Everolimus initiation and early calcineurin inhibitor withdrawal in heart transplant recipients: a randomized trial

A K Andreassen, B Andersson, F Gustafsson, H Eiskjaer, G Radegran, E Gude, K Jansson, D Solbu, V Sigurdardottir, S Arora, G Dellgren, L Gullestad, SCHEDULE Investigators, Stefan B Christensen, Charlotte Just, Nedim Selimovic, Entela Bollano, Sven-Erik Bartfay, Kristjan Karason, Smita Dutta Roy, Helena Rexius, Annie Janssen, Marita Rosenberg, Liselotte Persson, Björn Kornhall, Björn Ekmehag, Öyvind Reitan, Wenche Stueflotten, Anne Relbo, Ingelin Grov, Ingrid Erikstad, Ole Geir Solberg, Asgrimur Ragnarsson, Svend Aakhus, Richard Massey, A K Andreassen, B Andersson, F Gustafsson, H Eiskjaer, G Radegran, E Gude, K Jansson, D Solbu, V Sigurdardottir, S Arora, G Dellgren, L Gullestad, SCHEDULE Investigators, Stefan B Christensen, Charlotte Just, Nedim Selimovic, Entela Bollano, Sven-Erik Bartfay, Kristjan Karason, Smita Dutta Roy, Helena Rexius, Annie Janssen, Marita Rosenberg, Liselotte Persson, Björn Kornhall, Björn Ekmehag, Öyvind Reitan, Wenche Stueflotten, Anne Relbo, Ingelin Grov, Ingrid Erikstad, Ole Geir Solberg, Asgrimur Ragnarsson, Svend Aakhus, Richard Massey

Abstract

In a randomized, open-label trial, everolimus was compared to cyclosporine in 115 de novo heart transplant recipients.

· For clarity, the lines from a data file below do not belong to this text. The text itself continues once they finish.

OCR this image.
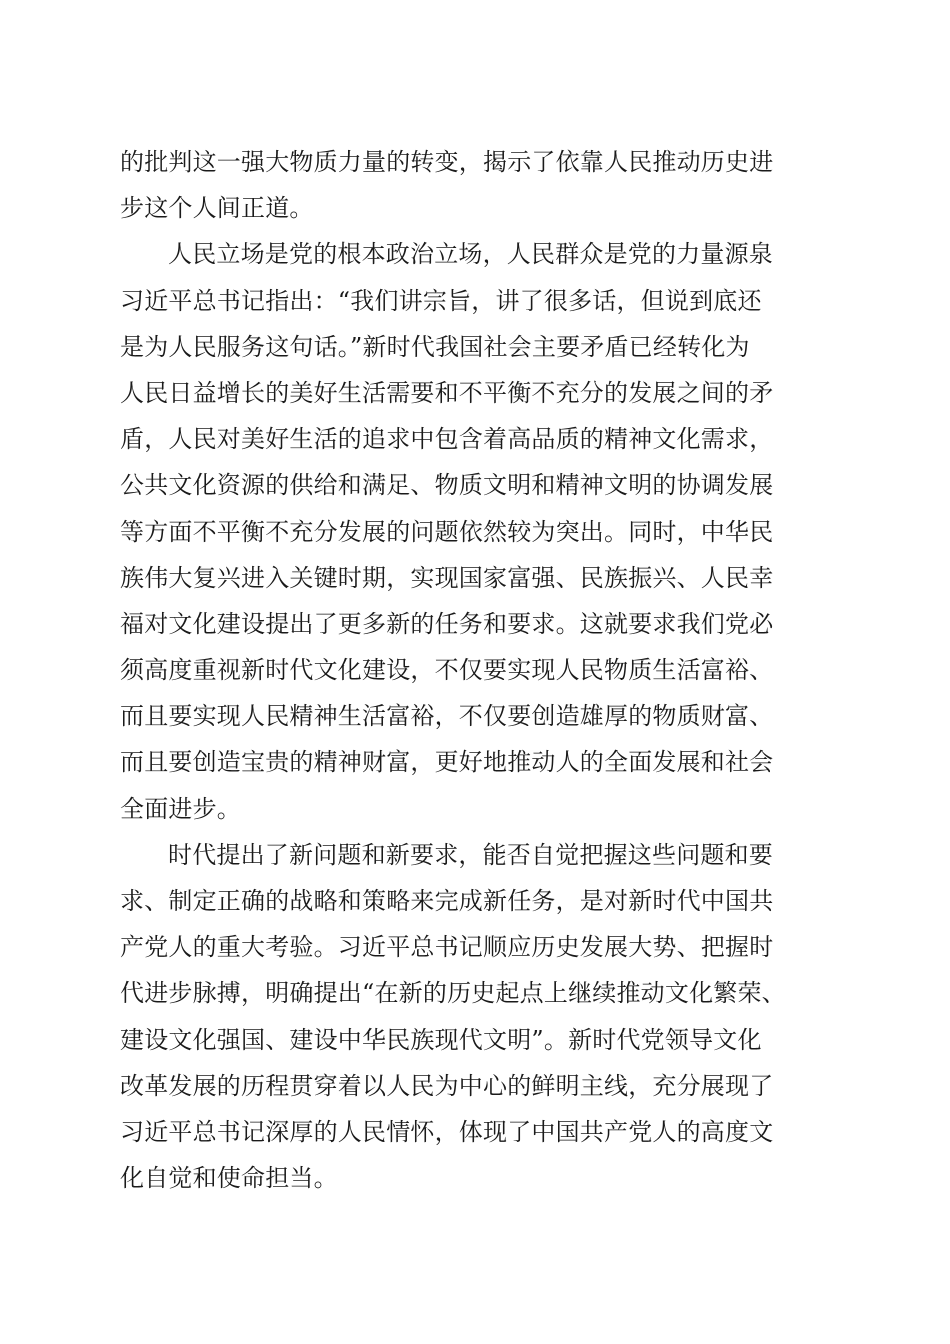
的批判这一强大物质力量的转变，揭示了依靠人民推动历史进
步这个人间正道。
人民立场是党的根本政治立场，人民群众是党的力量源泉
习近平总书记指出：“我们讲宗旨，讲了很多话，但说到底还
是为人民服务这句话。”新时代我国社会主要矛盾已经转化为
人民日益增长的美好生活需要和不平衡不充分的发展之间的矛
盾，人民对美好生活的追求中包含着高品质的精神文化需求，
公共文化资源的供给和满足、物质文明和精神文明的协调发展
等方面不平衡不充分发展的问题依然较为突出。同时，中华民
族伟大复兴进入关键时期，实现国家富强、民族振兴、人民幸
福对文化建设提出了更多新的任务和要求。这就要求我们党必
须高度重视新时代文化建设，不仅要实现人民物质生活富裕、
而且要实现人民精神生活富裕，不仅要创造雄厚的物质财富、
而且要创造宝贵的精神财富，更好地推动人的全面发展和社会
全面进步。
时代提出了新问题和新要求，能否自觉把握这些问题和要
求、制定正确的战略和策略来完成新任务，是对新时代中国共
产党人的重大考验。习近平总书记顺应历史发展大势、把握时
代进步脉搏，明确提出“在新的历史起点上继续推动文化繁荣、
建设文化强国、建设中华民族现代文明”。新时代党领导文化
改革发展的历程贯穿着以人民为中心的鲜明主线，充分展现了
习近平总书记深厚的人民情怀，体现了中国共产党人的高度文
化自觉和使命担当。
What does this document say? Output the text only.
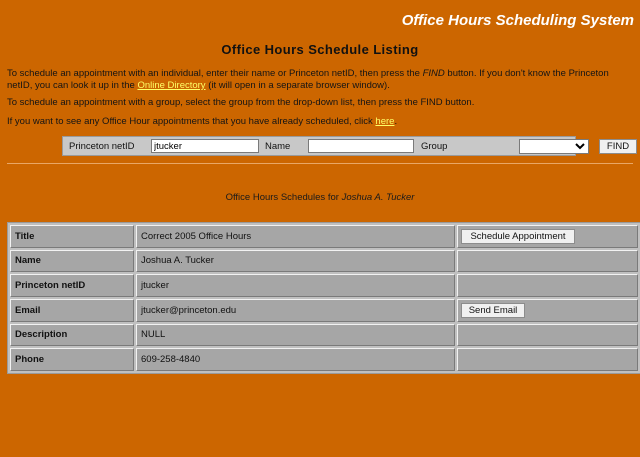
Office Hours Scheduling System
Office Hours Schedule Listing
To schedule an appointment with an individual, enter their name or Princeton netID, then press the FIND button. If you don't know the Princeton netID, you can look it up in the Online Directory (it will open in a separate browser window).
To schedule an appointment with a group, select the group from the drop-down list, then press the FIND button.
If you want to see any Office Hour appointments that you have already scheduled, click here.
Princeton netID
jtucker	Name	Group	FIND
Office Hours Schedules for Joshua A. Tucker
Title	Correct 2005 Office Hours	Schedule Appointment

Name	Joshua A. Tucker	
Princeton netID	jtucker	
Email	jtucker@princeton.edu	Send Email

Description	NULL	
Phone	609-258-4840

Patients were assigned within 5 days posttransplant to low-exposure everolimus (3–6 ng/mL) with reduced-exposure cyclosporine (n = 56), or standard-exposure cyclosporine (n = 59), with both mycophenolate mofetil and corticosteroids. In the everolimus group, cyclosporine was withdrawn after 7–11 weeks and everolimus exposure increased (6–10 ng/mL). The primary efficacy end point, measured GFR at 12 months posttransplant, was significantly higher with everolimus versus cyclosporine (mean ± SD: 79.8 ± 17.7 mL/min/1.73 m2 vs. 61.5 ± 19.6 mL/min/1.73 m2; p < 0.001). Coronary intravascular ultrasound showed that the mean increase in maximal intimal thickness was smaller (0.03 mm [95% CI 0.01, 0.05 mm] vs. 0.08 mm [95% CI 0.05, 0.12 mm], p = 0.03), and the incidence of cardiac allograft vasculopathy (CAV) was lower (50.0% vs. 64.6%, p = 0.003), with everolimus versus cyclosporine at month 12. Biopsy-proven acute rejection after weeks 7–11 was more frequent with everolimus (p = 0.03). Left ventricular function was not inferior with everolimus versus cyclosporine. Cytomegalovirus infection was less common with everolimus (5.4% vs. 30.5%, p < 0.001); the incidence of bacterial infection was similar. In conclusion, everolimus-based immunosuppression with early elimination of cyclosporine markedly improved renal function after heart transplantation. Since postoperative safety was not jeopardized and development of CAV was attenuated, this strategy may benefit long-term outcome.

Trial registration: ClinicalTrials.gov NCT01266148.